Le Petit Ami avait-il des chances de l'emporter ? Non, des poules devant un couteau, les académiciens devant ce livre : un ouvrage trop original, un auteur atypique. L'auteur sortait des normes implicites du beau style et des idées admises, quelques abonnés au Mercure protestèrent même après avoir lu l'œuvre dans la revue. Les relations n'étaient certes pas conventionnelles de Léautaud avec ses petites amies, ses «cocottes», comme disait son père; et l'entrevue toute de séduction avec sa mère, suivie d'une correspondance amoureuse entre un Léautaud jeune homme et l'encore jolie femme pouvait surprendre - et surprit.

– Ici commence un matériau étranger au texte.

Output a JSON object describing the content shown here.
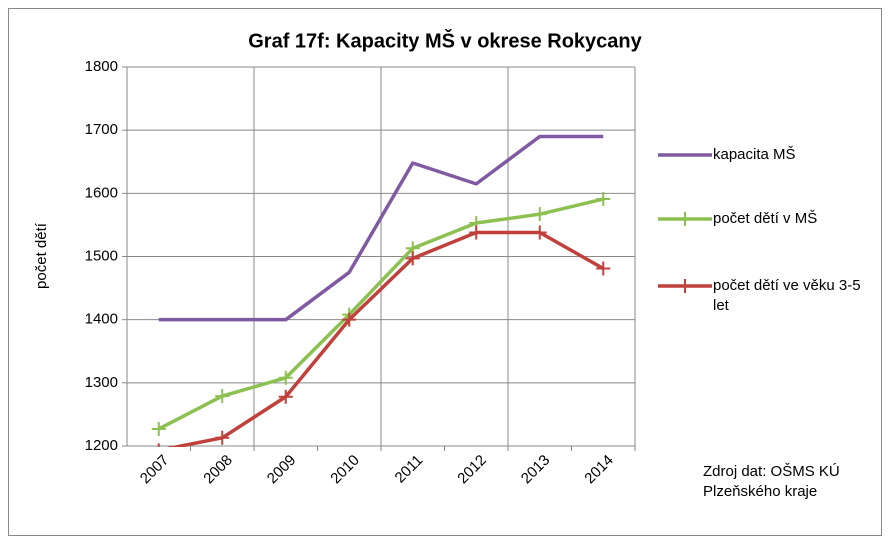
{
  "chart_data": {
    "type": "line",
    "title": "Graf 17f: Kapacity MŠ v okrese Rokycany",
    "y_label": "počet dětí",
    "categories": [
      "2007",
      "2008",
      "2009",
      "2010",
      "2011",
      "2012",
      "2013",
      "2014"
    ],
    "series": [
      {
        "name": "kapacita MŠ",
        "color": "#7f5aa2",
        "marker": false,
        "values": [
          1400,
          1400,
          1400,
          1475,
          1648,
          1615,
          1690,
          1690
        ]
      },
      {
        "name": "počet dětí v MŠ",
        "color": "#8cc152",
        "marker": true,
        "values": [
          1227,
          1279,
          1308,
          1408,
          1513,
          1553,
          1567,
          1591
        ]
      },
      {
        "name": "počet dětí ve věku 3-5 let",
        "color": "#c0403c",
        "marker": true,
        "values": [
          1193,
          1213,
          1278,
          1400,
          1497,
          1538,
          1538,
          1481
        ]
      }
    ],
    "ylim": [
      1200,
      1800
    ],
    "yticks": [
      1200,
      1300,
      1400,
      1500,
      1600,
      1700,
      1800
    ],
    "grid": true,
    "legend": "right",
    "source": [
      "Zdroj dat: OŠMS KÚ",
      "Plzeňského kraje"
    ]
  }
}
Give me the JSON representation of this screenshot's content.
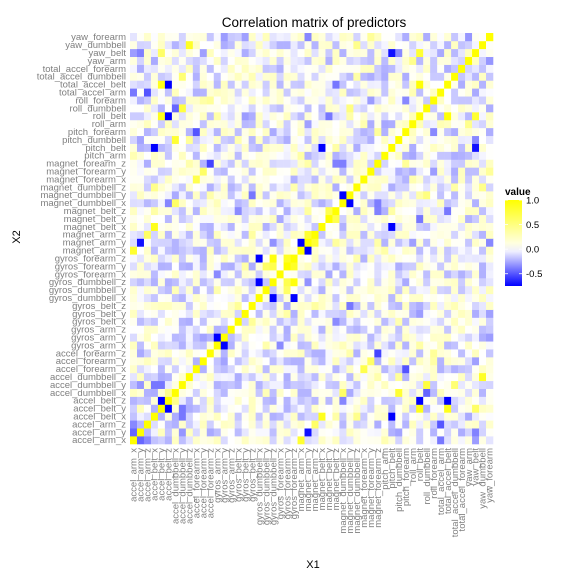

Le mot inceste ne convient pas entre Léautaud et sa mère, un mot en gros sabots quand les escarpins seraient encore trop lourds; reste que la notion de famille est, c'est le moins que l'on puisse dire, brouillée chez lui, et le triangle traditionnel, papa-maman-enfant, déformé. L'opinion publique et littéraire ne pardonnait pas ces écarts à Léautaud. Le Petit Ami s'intitulerait aussi bien Le Petit Amoral : Léautaud cherche le plaisir et l'apprécie comme un enfant narcissique doublé par un vieillard cynique; le mélange est à la fois grinçant et alerte, tendre et acide, or le prix, donné pour la première fois, était attendu au tournant, et ne pouvait être donné à un livre où n'apparaissait «aucun sentiment social, familial, irrespect de la mort, etc., etc…» (Journal, 17 octobre 1906). Si les souvenirs de Léautaud avaient attiré l'attention d'un certain public lettré, c'est parce qu'ils paraissaient en revue. Quand ils changent de présentation matérielle, passant de feuilles presque éphémères à des pages immobilisées, ils changent de statut et sont appréciés différemment. Le premier Prix Goncourt devait aller non seulement à un livre, mais à un livre par excellence, ayant tous les attributs d'un livre à la fois traditionnel et original : la quadrature du cercle.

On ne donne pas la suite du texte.